Cardio-oncology Part I: chemotherapy and cardiovascular toxicity

Meabh O'Hare, Ashwini Sharma, Katie Murphy, Farouk Mookadam, Howard Lee
Expert Review of Cardiovascular Therapy 2015, 13 (5): 511-8
Cancer and cardiovascular disease are the most common causes of mortality in the US, causing approximately 1.2 million deaths annually. The incidence of cancer is expected to increase as the population ages. The prognosis of cancer patients has improved over the last few decades primarily because of newer chemotherapeutic drugs; however, many of these drugs have cardiotoxic side effects. The short-term cardiovascular toxicities of more established drugs are well described; however, understanding of the underlying pathogenesis is increasing.
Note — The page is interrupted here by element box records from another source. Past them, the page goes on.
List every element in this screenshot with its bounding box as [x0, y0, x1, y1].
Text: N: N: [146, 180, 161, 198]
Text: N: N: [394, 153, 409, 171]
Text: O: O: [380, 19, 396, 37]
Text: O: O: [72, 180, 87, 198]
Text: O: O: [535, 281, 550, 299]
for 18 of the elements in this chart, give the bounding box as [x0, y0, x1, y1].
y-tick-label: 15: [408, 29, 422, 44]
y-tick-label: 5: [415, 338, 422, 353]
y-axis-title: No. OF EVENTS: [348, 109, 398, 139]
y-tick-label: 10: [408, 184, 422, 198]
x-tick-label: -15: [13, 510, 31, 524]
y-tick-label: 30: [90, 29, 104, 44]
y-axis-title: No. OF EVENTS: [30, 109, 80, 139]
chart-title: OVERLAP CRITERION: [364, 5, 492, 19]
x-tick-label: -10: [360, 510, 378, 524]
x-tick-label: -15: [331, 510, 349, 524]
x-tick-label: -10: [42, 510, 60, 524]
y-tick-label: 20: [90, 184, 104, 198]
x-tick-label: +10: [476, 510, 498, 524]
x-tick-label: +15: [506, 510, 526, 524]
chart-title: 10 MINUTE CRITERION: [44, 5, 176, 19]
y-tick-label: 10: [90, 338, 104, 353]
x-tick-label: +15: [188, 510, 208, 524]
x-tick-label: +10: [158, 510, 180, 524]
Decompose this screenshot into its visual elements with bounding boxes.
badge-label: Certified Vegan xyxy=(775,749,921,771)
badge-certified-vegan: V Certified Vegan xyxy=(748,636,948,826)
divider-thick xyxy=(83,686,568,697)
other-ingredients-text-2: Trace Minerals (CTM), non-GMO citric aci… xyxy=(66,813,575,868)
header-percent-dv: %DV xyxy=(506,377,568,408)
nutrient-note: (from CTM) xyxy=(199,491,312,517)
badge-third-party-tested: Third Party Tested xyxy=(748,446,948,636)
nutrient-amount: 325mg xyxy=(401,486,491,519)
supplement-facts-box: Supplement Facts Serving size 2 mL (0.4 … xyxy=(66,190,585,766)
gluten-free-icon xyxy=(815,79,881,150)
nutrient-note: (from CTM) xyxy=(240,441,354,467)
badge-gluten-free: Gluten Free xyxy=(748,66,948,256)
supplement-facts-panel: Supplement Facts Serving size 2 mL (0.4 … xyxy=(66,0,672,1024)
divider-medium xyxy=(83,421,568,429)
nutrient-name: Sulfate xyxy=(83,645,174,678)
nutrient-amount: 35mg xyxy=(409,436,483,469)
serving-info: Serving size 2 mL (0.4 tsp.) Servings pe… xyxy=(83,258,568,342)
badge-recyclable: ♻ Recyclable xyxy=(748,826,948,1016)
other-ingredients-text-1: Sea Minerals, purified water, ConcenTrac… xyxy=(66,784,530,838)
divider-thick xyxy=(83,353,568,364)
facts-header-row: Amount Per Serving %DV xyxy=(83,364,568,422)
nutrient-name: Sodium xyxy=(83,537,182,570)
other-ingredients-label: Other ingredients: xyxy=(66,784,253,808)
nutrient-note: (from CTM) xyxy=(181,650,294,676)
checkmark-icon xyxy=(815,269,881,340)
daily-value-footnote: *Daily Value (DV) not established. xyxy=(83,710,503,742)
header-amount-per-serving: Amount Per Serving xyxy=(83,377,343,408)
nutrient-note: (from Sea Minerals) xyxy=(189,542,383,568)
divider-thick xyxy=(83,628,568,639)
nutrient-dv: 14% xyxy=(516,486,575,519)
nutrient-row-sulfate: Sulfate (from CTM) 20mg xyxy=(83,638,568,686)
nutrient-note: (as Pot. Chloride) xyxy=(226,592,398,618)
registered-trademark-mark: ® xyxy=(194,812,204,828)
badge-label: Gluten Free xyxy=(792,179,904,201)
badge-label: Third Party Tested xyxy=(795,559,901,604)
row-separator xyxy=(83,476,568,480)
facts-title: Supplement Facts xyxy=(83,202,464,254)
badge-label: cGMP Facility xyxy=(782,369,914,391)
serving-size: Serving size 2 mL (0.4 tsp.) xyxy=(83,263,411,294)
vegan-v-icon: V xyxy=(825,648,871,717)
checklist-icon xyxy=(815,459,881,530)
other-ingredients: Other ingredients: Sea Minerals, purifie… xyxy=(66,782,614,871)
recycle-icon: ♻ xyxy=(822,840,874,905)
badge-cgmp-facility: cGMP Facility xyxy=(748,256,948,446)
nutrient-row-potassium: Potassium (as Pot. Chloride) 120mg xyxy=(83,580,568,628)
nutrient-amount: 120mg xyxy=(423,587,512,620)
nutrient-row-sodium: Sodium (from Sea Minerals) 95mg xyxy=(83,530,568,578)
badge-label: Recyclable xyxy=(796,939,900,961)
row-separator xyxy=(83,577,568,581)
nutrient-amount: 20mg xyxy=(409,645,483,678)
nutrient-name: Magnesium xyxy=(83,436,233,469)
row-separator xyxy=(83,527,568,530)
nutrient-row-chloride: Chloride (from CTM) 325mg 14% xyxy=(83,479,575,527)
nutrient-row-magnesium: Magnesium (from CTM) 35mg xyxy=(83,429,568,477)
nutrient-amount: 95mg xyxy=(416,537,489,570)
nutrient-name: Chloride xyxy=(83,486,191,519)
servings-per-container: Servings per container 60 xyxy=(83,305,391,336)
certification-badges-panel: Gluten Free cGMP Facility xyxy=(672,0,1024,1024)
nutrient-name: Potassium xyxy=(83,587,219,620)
The delayed cardiotoxic effects of cancer treatments have become an important issue contributing to mortality and morbidity as cancer survivorship increases. Chemotherapy-induced cardiotoxicity can manifest in many ways, from asymptomatic decreases in left ventricular ejection fraction to congestive heart failure. Hypertension is commonly seen both as a co-morbidity and a side effect of chemotherapy. In this article, we discuss the pathogenesis, scope, presentation and potential prevention of these toxicities.